Dieting was tough when you had to eat at the dining hall regularly. It wasn't the junky, fatty foods that were a problem for me, however. It was the dessert table.
If you have ever been inside of a college dining hall even once, you know what I'm talking about.
Every damn time I went to grab a meal, I swiped a cookie (or five) on my way out. It made it really hard for me to start losing weight.
Forget ice cream, cake and pastries. Chocolate chip cookies are, hands down, my favorite dessert.
Now that you know about my addiction, you can imagine how hard it was to tell myself every day, "I have to avoid the cookies."
But sticking to that dumb rule was even harder. Why? Because of the language I was using.
In a video from Business Insider, Susan David, a psychologist at Harvard Medical School and author of "Emotional Agility," explained how having "have-to" goals sabotages everything we're trying to accomplish. According to David, we should set "want-to" goals instead.
We start trapping ourselves into 'have-to' language... We become attracted to the very thing we are trying to avoid.
And that's exactly what happened to me.
Anytime I ate in the dining hall, I couldn't stop thinking about NOT eating cookies. According to Davis, my brain already decided I was going to eat those cookies before I even tried to avoid them. Damn.
Making yourself feel like you have to do something never works.
Have-to goals that are generated by a sense of obligation or shame actually ramp up temptation.
Yup. That sounds about right.
If only I knew then how to set a "want-to" goal instead of pressuring myself, I might have had a healthier outlook on weight loss before I graduated.
Confused about what a "want-to" goal is? David describes it simply:
[A want-to goal] is driven by an internal intrinsic desire that is of value and connected fundamentally with what we want... A want-to goal actually ramps down temptation.

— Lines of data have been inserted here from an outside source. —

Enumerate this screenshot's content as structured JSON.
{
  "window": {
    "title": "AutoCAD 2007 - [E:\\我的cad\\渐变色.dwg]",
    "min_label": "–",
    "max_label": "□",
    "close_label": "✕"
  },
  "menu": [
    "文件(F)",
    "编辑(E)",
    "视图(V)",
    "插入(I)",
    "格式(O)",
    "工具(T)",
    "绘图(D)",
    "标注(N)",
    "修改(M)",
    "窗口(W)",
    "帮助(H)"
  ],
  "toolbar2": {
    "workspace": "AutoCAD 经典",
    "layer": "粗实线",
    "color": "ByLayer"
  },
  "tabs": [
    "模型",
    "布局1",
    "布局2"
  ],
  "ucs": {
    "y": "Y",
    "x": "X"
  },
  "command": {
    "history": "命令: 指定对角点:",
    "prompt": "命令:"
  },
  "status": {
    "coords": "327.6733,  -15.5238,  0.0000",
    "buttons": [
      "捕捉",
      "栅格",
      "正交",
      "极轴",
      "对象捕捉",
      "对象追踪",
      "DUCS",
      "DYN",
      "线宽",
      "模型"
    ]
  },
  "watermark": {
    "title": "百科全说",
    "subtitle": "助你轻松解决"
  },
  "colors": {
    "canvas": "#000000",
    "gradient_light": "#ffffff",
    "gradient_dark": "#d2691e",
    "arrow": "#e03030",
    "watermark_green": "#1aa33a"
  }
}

If I had a deeper connection to the desire to lose weight, it would have become a different type of priority for me.
Back then, I just wanted to look like a Victoria's Secret model.
Now? I'm just happy nothing's wrong with me and my body is healthy enough to do the things I love, like running and snowboarding.
I wish I could go back and tell my freshman year self, "You don't have to 'look hot' for anyone." Looking hot is just something on the surface that doesn't bring real happiness.
Wanting to be healthy in order to live a long life and do the things you love is a much better reason to cut out sweets.
Once you start thinking about it that way, making healthier choices is so much easier. It becomes a pleasure instead of something to beat yourself up about.
And yes, I will still have a cookie (or five) every once in awhile.
But I don't feel shame or guilt about it anymore because those occasions are few and far between.